The title is a line from author and composer Paul Bowles' 1947 short story A Distant Episode, upon which much of the plot is based. It's recited early in the film on the set of another (real) film, Oliver Laxe's Mimosas (itself a mixture of documentary and fiction). Rivers is always an interesting observer of reality and here he creates a portrait of Laxe's work that's poetic and full of odd juxtapositions. Laxe is following a group of nomads as they travel through mountain country. At one point we watch a stunt being performed. A man falls from a ledge to land safely on a big pile of cardboard boxes hidden below. Like all real stunt work, it's unnerving to watch - just a slight error could see the man slam into the rock face or tumble down at one side of his pre-arranged landing place. This is emphasised with a comment about his marks. How easily disaster could occur if this were reality, if the film team weren't there!
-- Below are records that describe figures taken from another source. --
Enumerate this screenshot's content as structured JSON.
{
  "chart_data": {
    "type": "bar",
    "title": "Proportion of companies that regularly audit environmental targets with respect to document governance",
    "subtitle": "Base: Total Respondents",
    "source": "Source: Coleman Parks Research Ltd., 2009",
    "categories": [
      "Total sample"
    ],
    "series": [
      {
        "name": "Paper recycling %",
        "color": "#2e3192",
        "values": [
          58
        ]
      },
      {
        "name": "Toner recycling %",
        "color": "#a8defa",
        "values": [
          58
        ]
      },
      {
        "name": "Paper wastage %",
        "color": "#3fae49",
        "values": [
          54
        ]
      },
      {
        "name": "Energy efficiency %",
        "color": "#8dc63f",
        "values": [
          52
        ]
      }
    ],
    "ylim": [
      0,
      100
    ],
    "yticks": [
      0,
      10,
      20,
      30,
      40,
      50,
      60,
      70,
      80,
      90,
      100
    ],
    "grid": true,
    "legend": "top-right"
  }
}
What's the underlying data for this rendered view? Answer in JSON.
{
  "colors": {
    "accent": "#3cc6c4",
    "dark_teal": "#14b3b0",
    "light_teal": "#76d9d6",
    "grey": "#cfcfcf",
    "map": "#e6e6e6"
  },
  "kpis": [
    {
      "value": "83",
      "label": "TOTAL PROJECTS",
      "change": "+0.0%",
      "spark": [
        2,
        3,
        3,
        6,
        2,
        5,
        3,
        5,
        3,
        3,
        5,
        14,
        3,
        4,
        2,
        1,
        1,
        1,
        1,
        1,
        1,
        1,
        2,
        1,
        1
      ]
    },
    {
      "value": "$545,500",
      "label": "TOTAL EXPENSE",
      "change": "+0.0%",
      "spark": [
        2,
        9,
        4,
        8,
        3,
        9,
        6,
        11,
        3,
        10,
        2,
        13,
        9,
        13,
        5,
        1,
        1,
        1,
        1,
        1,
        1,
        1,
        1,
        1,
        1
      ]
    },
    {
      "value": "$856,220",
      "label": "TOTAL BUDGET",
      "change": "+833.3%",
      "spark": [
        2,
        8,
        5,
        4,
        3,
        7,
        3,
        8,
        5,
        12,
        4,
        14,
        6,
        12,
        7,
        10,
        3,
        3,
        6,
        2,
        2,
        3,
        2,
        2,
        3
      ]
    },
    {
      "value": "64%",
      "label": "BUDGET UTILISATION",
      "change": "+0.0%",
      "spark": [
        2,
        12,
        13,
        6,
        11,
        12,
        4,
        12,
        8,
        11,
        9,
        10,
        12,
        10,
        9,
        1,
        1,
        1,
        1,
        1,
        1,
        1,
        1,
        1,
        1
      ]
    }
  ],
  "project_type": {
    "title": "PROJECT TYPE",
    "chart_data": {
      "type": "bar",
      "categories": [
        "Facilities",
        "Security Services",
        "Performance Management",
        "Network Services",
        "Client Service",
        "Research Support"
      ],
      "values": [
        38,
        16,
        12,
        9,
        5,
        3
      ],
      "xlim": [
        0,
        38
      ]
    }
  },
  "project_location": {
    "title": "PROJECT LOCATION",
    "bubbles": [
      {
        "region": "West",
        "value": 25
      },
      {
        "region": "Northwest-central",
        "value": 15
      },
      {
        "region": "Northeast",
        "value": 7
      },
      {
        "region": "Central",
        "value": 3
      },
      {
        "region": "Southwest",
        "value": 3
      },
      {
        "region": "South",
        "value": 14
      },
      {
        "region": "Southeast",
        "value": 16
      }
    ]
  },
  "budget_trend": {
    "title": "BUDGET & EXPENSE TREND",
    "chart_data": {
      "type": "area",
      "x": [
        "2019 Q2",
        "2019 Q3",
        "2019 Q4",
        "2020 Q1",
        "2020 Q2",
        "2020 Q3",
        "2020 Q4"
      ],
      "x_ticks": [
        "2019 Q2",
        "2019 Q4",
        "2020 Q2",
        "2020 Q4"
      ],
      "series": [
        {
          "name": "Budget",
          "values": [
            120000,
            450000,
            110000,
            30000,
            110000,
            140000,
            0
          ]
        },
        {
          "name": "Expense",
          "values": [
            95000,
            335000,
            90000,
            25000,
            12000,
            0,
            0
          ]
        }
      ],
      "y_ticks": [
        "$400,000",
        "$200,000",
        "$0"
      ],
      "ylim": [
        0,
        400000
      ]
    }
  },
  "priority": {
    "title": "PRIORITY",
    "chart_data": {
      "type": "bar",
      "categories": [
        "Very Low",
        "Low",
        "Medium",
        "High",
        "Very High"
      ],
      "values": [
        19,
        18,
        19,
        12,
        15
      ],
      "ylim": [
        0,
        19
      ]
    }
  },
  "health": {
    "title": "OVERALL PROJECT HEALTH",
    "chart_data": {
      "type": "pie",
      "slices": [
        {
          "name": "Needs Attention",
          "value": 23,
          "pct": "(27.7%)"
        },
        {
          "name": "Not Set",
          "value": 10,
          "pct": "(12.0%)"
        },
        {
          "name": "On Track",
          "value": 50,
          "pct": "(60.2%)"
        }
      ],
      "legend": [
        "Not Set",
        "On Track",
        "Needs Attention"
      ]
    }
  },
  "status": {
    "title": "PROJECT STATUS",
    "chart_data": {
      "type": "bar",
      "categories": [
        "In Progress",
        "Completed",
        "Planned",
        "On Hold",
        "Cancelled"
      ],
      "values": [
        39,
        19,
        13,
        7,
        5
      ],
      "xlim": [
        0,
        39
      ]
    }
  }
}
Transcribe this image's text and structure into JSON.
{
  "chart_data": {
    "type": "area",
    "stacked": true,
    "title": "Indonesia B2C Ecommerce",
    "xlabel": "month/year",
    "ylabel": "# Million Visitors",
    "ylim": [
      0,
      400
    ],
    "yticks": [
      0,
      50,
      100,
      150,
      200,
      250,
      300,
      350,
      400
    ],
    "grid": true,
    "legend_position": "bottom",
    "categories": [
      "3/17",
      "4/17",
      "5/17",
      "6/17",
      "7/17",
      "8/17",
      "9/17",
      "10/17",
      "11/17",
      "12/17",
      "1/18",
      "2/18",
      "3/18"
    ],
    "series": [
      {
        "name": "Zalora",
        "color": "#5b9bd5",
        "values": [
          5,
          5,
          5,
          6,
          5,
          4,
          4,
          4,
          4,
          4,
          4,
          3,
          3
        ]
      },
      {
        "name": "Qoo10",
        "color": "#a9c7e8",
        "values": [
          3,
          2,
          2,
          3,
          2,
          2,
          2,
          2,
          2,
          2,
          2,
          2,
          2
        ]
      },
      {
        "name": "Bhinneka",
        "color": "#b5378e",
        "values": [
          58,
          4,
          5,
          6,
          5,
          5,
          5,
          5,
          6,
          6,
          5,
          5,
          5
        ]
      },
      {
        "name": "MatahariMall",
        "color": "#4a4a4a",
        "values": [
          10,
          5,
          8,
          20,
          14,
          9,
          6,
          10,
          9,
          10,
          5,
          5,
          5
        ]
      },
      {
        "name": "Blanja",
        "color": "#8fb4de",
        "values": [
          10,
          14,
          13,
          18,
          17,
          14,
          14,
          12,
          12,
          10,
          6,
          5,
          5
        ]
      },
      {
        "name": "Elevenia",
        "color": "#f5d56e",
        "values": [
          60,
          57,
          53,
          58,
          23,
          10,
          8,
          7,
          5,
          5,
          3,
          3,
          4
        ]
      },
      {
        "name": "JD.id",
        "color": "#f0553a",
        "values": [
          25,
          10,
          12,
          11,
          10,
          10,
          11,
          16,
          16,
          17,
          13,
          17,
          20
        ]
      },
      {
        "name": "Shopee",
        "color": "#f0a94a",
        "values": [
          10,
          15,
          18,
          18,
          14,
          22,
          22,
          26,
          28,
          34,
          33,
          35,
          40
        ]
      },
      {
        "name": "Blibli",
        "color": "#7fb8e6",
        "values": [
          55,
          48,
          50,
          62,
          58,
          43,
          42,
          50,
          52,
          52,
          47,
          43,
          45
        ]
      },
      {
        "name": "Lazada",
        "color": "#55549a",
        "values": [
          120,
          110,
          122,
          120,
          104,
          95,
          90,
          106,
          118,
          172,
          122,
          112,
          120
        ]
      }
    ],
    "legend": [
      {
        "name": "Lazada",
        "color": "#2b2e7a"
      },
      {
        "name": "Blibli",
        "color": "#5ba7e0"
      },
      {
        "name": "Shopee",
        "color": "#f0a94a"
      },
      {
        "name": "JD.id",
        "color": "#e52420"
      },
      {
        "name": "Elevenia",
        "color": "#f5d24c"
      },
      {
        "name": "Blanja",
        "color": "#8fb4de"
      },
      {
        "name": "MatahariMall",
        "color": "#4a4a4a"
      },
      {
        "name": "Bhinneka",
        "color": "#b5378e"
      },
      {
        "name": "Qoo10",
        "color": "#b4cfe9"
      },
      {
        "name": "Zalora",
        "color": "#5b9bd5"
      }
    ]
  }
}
Perhaps haunted by a desire to test the real, Laxe wanders from the set and (we are assured) into fiction. Set upon by strangers, he is swaddled in cloth and sent floating down the river. When he arrives at a village he is stripped (of his own clothes too) and forced to put on a suit covered with tin can lids, bright shining discs that reflect the harsh light of the Moroccan sun. We cannot see his face and from this point onward he is increasingly depersonalised. The processes are undertaken so immediately and completed with such efficiency that they would seem to be familiar to the Reguibat nomads practicing them. Laxe has come to them as a fool, as a man who would be king for a day, and seems to be being prepared for sacrifice. But fate has something stranger in store.
A rambling odyssey reminiscent of the work of Alejandro Jodorowsky, The Sky Trembles And The Earth Is Afraid And The Two Eyes Are Not Brothers has a lot going on beneath the surface. It may be a film of few words (beyond the title) but it speaks through music, with some of the tribal songs to which the King of the Tin Cans is forced to dance - and, indeed, the jingling of those cans themselves - resembling Bowles' concertos. The film is, of course, alert to the legacy of colonialism, and so it seems fitting that Laxe should have become a musical instrument, given the fondness colonists have always had for appropriating and belittling the music of the conquered. There's also a parallel drawn between music and film - Laxe, after all, was arguably exploiting local people for entertainment. so it would seem reasonable that the same has happened to him. This is a literally embodied revenge. Nevertheless, we stay with Laxe, and Rivers demonstrates a curious ability to make us feel for him more strongly as he becomes less human, so that we continue to hope for his redemption.
Some people will doubtless find the film too slow, but it has a dreamlike rhythm and a mythic character that depends on a degree of repetition. If you can find the rhythm of it, it's easy to get caught up in the dance.